I strongly believe, after having practised labour law for thirty-five years and been extremely involved with, small businesses are the proper conduit for the youth to enter the job market. With the stringent labour laws and harsh regulatory environment, these small businesses over the past ten years are becoming more and more reluctant to open the door to allow the youth with no skills to enter employment. These small businesses were in fact the chosen path that many of us had to travel. Even when we had the education and the CV no one wanted to take the youth because they lacked job experience. It was only the small business sector who would take the chance and would upskill the unskilled.
As an anecdotal story when I was sixteen I went to a restaurant asking for a job as a waiter and when I explained that I had no experience they said they couldn’t help me. I retorted by saying that they don’t need to pay me, they merely had to give me the chance to prove myself and that I would work for the “tips” received every Saturday evening. It was the thought of no payment that paved the way for me to get my job and for me to gain the skills and prove myself to my future employer. This arrangement of tips only, did not last all that long as when I had proved myself I could move into their formal structure. This type of arrangement is not allowed today, as it would be a breach of a whole host of our labour laws.
An excellent article by Ayabonga Cawe leads us to think about the plight of Anthea Malwandle who has a B-Tech Chemical Engineering qualification but no job. Again, I must outline that I regularly speak to small firms in this industry who would be excited to have someone with those qualifications but are too scared to enter into the employment agreement.
The common refrain used is that it is easier to get a divorce than to dismiss. The statistics of youth unemployment are over fifty percent and it cannot be business as usual. There must be exemptions from hiring and firing for small businesses and there must be more encouragement all round. The regular harassment by Inspectorate of the Bargaining Councils and the Department of Labour merely create a perception that employing is dangerous and mechanising is the right way to go. This doesn’t help us in any way.
The statement by academic Achille Mbenbe is superb, “the drama of yesterday was about being exploited as a worker; the drama of today is to do with finding someone to exploit you”. Many of our younger generation are capable, enthusiastic, energetic and educated. They merely need to get a foot in the door. There must be a complete change of environment, which will destroy the perception of the negativity of employing our children. We all know that big business is stagnating and not employing people. We also know that small businesses would like to employ but in fact have gone on an investment strike whereby they find it more profitable to invest in big business and not create more jobs themselves. The system has done this to the up and coming businesses in South Africa today. The majority of small up and coming businesses in South Africa today are in fact black businesses who could desperately do with the exemptions that I speak about.
I deal with small black business every day and I hear the constant groan about how they are being harassed by the Inspectorate, the Bargaining Councils, The Commission for Conciliation Mediation and Arbitration and a whole host of other regulations which bog them down to the point of despair.

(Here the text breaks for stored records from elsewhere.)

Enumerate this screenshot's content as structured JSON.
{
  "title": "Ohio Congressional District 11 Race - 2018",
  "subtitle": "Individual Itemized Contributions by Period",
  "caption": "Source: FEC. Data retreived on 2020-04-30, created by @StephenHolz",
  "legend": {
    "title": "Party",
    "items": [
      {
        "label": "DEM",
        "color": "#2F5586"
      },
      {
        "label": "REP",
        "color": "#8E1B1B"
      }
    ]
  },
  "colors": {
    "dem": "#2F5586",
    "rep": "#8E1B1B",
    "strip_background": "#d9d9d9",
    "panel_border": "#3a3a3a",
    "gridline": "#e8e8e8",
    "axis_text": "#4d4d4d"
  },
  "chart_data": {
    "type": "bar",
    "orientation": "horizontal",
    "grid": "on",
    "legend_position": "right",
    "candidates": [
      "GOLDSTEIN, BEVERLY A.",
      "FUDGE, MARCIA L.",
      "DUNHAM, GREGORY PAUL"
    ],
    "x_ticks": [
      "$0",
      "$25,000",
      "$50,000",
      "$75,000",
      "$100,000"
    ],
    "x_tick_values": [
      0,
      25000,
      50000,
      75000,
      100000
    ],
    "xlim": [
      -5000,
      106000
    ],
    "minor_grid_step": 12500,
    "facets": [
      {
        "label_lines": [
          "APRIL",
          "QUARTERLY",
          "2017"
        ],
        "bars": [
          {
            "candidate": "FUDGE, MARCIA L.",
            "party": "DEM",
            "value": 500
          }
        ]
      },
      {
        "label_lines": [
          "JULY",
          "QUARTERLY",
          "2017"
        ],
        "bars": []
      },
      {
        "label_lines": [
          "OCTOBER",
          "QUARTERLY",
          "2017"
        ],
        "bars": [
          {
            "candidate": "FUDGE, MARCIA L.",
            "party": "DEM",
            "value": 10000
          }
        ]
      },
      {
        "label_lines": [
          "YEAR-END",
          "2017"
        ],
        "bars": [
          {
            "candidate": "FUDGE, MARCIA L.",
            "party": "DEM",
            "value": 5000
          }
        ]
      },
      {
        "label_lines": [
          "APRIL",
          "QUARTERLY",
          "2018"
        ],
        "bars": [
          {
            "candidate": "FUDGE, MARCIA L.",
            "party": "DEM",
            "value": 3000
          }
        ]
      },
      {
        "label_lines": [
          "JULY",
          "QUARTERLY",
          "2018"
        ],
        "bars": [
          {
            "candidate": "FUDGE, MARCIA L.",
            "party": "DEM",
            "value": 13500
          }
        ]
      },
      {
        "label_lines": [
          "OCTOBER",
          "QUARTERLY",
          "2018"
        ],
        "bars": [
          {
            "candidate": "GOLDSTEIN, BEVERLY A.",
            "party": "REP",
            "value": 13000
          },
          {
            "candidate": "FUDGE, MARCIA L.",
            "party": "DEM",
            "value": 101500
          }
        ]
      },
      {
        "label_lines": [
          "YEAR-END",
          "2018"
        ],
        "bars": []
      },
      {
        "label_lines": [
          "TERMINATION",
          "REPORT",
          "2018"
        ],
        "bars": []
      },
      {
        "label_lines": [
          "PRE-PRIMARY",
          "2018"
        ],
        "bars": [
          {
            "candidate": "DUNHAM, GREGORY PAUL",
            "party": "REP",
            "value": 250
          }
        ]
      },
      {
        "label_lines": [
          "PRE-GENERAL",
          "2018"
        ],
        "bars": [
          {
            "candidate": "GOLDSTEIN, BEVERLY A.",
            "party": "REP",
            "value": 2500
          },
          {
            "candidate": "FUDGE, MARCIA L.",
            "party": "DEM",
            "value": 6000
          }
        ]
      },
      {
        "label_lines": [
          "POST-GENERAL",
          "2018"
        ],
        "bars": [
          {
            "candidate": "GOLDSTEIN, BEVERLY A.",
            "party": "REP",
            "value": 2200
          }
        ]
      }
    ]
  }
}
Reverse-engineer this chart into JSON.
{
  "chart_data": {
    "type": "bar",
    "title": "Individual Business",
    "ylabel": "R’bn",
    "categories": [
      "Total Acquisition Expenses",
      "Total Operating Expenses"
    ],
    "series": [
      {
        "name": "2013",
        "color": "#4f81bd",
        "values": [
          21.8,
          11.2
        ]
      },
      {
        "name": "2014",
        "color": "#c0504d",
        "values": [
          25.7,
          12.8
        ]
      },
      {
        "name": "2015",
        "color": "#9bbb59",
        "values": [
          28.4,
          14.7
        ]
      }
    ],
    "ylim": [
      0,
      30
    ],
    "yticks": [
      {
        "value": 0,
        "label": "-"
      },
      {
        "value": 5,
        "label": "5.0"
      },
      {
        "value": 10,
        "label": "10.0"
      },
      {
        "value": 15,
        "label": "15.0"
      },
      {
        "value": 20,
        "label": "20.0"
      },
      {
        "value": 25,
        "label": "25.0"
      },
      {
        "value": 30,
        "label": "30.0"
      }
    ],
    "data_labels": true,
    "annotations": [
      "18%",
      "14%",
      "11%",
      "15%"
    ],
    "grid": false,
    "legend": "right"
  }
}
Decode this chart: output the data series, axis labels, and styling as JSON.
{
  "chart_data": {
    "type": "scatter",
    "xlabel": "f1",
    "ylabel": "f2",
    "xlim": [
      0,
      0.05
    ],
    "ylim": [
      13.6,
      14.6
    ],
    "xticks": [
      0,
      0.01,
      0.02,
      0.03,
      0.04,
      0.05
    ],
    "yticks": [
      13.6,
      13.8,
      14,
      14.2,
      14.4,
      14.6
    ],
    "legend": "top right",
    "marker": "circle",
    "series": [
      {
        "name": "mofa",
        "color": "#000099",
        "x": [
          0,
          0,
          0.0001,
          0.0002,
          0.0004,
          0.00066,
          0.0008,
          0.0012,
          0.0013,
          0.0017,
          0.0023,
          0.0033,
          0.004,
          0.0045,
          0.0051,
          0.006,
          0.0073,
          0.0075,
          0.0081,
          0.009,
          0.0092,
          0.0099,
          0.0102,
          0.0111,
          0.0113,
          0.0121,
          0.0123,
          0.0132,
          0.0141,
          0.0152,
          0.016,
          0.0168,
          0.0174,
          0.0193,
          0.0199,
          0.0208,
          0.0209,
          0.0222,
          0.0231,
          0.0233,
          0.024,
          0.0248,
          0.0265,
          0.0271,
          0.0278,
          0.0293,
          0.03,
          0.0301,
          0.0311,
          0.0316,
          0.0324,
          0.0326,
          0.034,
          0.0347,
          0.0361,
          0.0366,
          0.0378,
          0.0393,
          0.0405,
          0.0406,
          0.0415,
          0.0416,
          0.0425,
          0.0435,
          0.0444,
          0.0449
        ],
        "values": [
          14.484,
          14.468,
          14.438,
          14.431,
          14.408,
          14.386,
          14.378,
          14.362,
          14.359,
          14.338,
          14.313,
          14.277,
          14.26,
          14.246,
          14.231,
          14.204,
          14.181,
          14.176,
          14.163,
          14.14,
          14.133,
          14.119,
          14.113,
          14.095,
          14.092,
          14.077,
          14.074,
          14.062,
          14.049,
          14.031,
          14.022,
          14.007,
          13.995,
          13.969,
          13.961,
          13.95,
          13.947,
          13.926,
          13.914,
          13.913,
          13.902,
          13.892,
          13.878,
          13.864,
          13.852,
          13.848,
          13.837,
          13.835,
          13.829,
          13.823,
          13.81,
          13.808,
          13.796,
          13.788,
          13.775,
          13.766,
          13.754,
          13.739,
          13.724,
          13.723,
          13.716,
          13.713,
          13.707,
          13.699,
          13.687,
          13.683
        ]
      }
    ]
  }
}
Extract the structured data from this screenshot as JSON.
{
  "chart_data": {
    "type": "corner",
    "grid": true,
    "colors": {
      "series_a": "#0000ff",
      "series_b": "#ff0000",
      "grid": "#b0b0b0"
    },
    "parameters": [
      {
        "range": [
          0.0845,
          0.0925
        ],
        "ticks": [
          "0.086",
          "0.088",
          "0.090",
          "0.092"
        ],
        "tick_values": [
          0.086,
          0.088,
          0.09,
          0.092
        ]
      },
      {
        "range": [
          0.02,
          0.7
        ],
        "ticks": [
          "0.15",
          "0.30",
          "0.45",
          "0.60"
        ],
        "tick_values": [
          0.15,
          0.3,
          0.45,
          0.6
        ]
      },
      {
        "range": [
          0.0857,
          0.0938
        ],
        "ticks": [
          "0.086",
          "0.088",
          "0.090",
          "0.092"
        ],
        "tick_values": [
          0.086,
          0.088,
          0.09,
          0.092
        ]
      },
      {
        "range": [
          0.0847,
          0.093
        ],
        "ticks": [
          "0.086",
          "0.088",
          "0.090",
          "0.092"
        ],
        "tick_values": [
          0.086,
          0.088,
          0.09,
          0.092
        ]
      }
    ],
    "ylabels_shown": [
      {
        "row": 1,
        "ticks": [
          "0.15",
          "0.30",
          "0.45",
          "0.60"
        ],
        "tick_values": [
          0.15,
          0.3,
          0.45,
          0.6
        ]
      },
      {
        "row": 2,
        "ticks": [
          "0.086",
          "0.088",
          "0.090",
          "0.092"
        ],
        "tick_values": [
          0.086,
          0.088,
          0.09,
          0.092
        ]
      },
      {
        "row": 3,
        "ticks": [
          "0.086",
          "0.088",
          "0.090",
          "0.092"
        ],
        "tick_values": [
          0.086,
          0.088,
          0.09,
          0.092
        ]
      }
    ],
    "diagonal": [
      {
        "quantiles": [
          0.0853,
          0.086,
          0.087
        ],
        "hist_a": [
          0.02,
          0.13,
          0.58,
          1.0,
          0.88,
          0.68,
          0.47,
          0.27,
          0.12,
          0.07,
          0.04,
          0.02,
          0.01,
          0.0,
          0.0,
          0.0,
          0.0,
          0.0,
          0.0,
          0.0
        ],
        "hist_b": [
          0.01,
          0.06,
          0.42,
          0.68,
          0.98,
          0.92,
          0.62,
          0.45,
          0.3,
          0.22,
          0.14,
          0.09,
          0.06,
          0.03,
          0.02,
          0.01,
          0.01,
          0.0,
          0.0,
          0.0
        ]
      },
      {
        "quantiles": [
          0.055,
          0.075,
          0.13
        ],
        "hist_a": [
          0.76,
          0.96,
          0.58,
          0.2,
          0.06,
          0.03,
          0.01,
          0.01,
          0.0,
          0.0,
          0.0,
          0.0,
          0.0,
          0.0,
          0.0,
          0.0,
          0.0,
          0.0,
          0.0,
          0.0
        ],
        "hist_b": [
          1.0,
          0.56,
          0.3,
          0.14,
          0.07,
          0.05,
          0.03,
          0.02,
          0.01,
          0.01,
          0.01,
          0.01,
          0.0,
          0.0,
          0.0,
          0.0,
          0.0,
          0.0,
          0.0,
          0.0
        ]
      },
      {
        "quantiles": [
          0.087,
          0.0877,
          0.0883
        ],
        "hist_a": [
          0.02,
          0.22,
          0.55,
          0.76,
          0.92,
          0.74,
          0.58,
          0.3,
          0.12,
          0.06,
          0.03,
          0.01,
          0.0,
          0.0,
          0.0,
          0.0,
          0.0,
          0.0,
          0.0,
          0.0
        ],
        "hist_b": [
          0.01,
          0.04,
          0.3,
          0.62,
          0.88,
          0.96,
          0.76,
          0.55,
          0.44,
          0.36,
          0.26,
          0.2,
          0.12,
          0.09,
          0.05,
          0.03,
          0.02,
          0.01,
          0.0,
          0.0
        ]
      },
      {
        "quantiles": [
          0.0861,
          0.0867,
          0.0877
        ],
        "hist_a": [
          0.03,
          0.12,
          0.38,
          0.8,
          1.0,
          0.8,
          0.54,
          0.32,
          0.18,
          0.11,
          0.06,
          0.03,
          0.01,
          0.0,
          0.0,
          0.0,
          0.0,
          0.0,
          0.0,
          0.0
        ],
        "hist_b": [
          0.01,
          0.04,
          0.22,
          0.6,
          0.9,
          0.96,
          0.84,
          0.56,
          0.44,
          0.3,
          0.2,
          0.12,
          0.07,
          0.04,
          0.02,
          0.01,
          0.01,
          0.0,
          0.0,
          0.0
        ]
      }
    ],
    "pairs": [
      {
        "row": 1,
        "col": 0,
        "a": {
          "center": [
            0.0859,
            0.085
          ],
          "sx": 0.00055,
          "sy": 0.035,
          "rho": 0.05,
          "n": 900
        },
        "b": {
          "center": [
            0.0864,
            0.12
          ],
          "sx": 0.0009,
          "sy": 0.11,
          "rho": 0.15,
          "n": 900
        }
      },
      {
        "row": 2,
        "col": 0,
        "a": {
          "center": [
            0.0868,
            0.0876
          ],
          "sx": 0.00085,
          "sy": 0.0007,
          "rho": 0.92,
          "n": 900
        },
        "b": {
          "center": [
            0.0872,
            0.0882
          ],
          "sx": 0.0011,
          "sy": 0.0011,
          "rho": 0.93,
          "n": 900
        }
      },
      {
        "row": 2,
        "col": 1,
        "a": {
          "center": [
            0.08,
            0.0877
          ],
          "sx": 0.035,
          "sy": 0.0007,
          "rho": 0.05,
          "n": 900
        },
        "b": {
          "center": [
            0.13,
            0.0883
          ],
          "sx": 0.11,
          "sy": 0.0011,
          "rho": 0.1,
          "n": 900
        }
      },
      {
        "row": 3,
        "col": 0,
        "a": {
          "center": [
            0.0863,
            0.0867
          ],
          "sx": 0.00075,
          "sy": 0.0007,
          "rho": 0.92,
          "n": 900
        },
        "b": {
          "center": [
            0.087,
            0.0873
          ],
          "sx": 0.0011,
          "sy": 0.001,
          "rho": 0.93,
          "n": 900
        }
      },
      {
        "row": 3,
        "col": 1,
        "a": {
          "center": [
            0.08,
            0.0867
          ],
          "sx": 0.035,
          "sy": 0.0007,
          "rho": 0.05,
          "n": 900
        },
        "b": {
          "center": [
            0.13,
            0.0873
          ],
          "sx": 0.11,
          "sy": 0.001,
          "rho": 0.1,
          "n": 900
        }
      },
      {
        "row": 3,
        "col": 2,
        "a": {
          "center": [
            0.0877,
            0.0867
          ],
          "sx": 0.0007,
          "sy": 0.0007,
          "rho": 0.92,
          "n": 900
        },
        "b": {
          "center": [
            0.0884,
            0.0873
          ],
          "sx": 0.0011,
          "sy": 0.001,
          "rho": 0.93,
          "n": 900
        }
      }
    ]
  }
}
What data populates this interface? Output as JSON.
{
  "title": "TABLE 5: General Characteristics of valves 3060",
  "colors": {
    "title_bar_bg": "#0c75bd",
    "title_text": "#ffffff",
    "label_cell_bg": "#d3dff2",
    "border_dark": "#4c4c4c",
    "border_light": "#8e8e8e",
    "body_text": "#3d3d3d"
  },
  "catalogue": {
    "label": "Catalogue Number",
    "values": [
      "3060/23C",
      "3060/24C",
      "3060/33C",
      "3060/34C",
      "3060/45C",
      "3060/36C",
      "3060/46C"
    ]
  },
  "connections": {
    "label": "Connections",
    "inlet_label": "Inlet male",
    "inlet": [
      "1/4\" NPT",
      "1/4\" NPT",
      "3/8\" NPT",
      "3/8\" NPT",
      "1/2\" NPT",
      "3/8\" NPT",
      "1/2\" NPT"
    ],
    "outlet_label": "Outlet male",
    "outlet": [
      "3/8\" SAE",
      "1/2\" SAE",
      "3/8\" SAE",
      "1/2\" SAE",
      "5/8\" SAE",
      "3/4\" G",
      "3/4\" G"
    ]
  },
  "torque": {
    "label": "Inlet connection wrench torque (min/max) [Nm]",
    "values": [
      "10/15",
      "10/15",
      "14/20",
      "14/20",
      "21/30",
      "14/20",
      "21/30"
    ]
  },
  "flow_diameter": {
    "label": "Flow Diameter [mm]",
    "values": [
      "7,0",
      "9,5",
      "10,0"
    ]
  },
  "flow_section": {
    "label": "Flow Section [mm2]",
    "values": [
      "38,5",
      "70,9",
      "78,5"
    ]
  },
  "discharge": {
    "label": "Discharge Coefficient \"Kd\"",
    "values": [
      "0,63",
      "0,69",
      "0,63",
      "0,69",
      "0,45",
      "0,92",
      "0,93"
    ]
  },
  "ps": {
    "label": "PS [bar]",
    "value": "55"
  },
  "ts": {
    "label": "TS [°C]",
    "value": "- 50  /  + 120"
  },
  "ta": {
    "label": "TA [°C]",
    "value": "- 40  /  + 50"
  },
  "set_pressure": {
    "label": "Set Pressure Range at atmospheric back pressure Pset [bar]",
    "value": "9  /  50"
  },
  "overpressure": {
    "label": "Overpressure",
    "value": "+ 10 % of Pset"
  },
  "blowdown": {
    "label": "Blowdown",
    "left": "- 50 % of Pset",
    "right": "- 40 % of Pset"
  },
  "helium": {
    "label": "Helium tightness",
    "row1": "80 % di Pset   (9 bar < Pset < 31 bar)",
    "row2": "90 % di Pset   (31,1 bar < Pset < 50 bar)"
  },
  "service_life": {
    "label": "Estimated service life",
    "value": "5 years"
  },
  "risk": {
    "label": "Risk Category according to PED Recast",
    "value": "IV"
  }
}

Again we see much pressure placed on A-typical employment which is more often than not an acceptable pathway for the unskilled to gain skills. An article by Dirk Hermann refers to this and refers to the changing structure of the world of work. I was a guest of the German Department of Foreign Affairs to have a look at their world of work and to get a taste of their system I immediately noticed how they viewed the modern economy. They introduced, hundreds of years ago, a dual education system, which is still in place today, but it has been repositioned to face this shifting structure of the workplace. They are specifically trained to support the small and nimble employers.
It doesn’t help us to say that we are in a global recession and nor does it help us to get other explanations as to why we are at the height of unemployment. The only help would be to find workable solutions. We all celebrated the advent of our democracy and freedom but true freedom cannot be experienced unless our educated, capable and willing people are able to find gainful employment.